The Price family also faced an enemy this enemy was a disease that was passed around by mosquitoes. Malaria is a tropical disease spread by mosquitoes that is nonexistent in wealthy nations but strikes hundreds of millions of people a year in developing nations killing over a million each year. The disease is caused by sporozoan parasites that are transmitted through the bite of an infected Anopheles mosquito; marked by paroxysms of chills and fever. ‘This morning I pulled back the mosquito netting that’s tucked in tight around our beds because mosquitoes here give you malaria, a disease that runs in your blood which nearly everyone has anyway but they don’t go to the doctor for it because there are worse things like sleeping sickness or the kakakaka or that someone has put a kibáazu on them, and anyway there’s really no doctor nor money to pay one, so people just hope for the good luck of getting old.” They believed that the disease causes fatal cases of diarrhea, but that wasn’t the case there were more side effects. The village is struck with a fatal digestive bug called kakaka and Orleanna, in her terror for her children’s safety, institutes a new rule that requires her daughters to spend all afternoon in bed, away from their infectious neighbors.,Malaria was affecting the Price kids due to the lack of wealth the country has, they rely on mosquito nets to protect them from getting bitten which doesn’t do much. However Leah comes down with a mild case of malaria, she begins to have exotic dreams that leave her “wide awake below the waist.” Leah wasn’t the only Price kid who feeling ill. As Ruth May become sicker they decided to move her bed into the main room so her mother could keep an eye on her. What they soon became to realize is that Ruth was never taking pills and what made her sick was Malaria. If ‘malaria’ isn’t an African word for ‘death,’ it should be. Ninety-one percent of deaths from malaria are in Africa, accounting for almost 600,000 deaths, 86% of them in children.

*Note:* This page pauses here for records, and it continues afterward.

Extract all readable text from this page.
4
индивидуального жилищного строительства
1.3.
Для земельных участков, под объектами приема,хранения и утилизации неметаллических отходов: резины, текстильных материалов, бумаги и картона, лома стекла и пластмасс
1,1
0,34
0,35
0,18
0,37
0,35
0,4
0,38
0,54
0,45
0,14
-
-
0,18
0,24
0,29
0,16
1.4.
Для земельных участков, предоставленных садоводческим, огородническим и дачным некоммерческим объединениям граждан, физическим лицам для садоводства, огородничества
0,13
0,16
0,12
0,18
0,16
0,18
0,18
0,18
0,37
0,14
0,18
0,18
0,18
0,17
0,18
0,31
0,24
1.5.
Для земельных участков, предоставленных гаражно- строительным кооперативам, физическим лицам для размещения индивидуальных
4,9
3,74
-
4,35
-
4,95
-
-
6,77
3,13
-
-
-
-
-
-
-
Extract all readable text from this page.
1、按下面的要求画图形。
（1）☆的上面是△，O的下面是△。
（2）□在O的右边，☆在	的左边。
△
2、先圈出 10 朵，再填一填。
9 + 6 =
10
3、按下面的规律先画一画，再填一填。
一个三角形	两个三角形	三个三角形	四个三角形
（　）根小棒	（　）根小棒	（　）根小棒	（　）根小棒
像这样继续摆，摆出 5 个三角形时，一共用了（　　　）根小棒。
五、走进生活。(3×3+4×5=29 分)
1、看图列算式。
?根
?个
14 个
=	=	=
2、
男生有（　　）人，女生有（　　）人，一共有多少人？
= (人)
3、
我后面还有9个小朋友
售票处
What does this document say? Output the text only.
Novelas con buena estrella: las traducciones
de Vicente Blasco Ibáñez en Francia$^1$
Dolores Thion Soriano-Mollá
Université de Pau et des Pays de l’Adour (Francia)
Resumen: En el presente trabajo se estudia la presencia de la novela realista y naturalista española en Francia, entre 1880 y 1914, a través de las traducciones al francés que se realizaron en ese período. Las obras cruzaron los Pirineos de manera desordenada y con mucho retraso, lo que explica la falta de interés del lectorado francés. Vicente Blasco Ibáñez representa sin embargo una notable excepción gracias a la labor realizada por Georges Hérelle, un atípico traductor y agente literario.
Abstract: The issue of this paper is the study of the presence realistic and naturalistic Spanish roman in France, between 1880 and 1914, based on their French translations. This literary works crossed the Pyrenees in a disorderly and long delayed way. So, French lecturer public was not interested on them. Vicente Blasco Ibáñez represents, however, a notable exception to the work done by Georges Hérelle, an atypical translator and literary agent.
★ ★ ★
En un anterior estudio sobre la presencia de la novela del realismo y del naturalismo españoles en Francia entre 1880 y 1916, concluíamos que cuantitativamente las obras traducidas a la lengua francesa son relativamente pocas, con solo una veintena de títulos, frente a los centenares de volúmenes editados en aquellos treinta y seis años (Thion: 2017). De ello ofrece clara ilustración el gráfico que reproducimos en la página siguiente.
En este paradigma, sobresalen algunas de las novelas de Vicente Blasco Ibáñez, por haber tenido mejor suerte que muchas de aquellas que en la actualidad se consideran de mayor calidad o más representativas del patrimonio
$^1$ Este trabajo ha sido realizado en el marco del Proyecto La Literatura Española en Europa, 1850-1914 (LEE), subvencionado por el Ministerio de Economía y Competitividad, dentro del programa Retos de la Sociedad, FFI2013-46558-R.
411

This overview of The Poisonwood Bible significantly concludes that the Congolese people were misheard and ultimately mistreated to the point where they begged for independence amongst themselves. The insight on both character and conflict analytically helps readers begin to realize how crucial and unsustainable it was for the Congolese people in Kilanga to live free from all disruption. So, therefore, I do not believe that America is an exceptional country. To be an exceptional country we must be unique compared to other nations. The missionaries visited a different country, they were a guest in Kilanga who treated the people of Kilanga poorly. They committed an act of racism, sexism, disrespected their culture and religious beliefs.

Works Cited

  • Byers, Thomas B. ‘A City Upon a Hill: American Literature and the Ideology of Exceptionalism.’ Arnevican Studies in Scandinavia, Vol. 29, 1997, University of Louisville, Year, pp. 1-33.
  • Kingsolver, Barbara. The Poisonwood Bible: A Novel. New York : HarperPerennial, 1999, c1998. Print.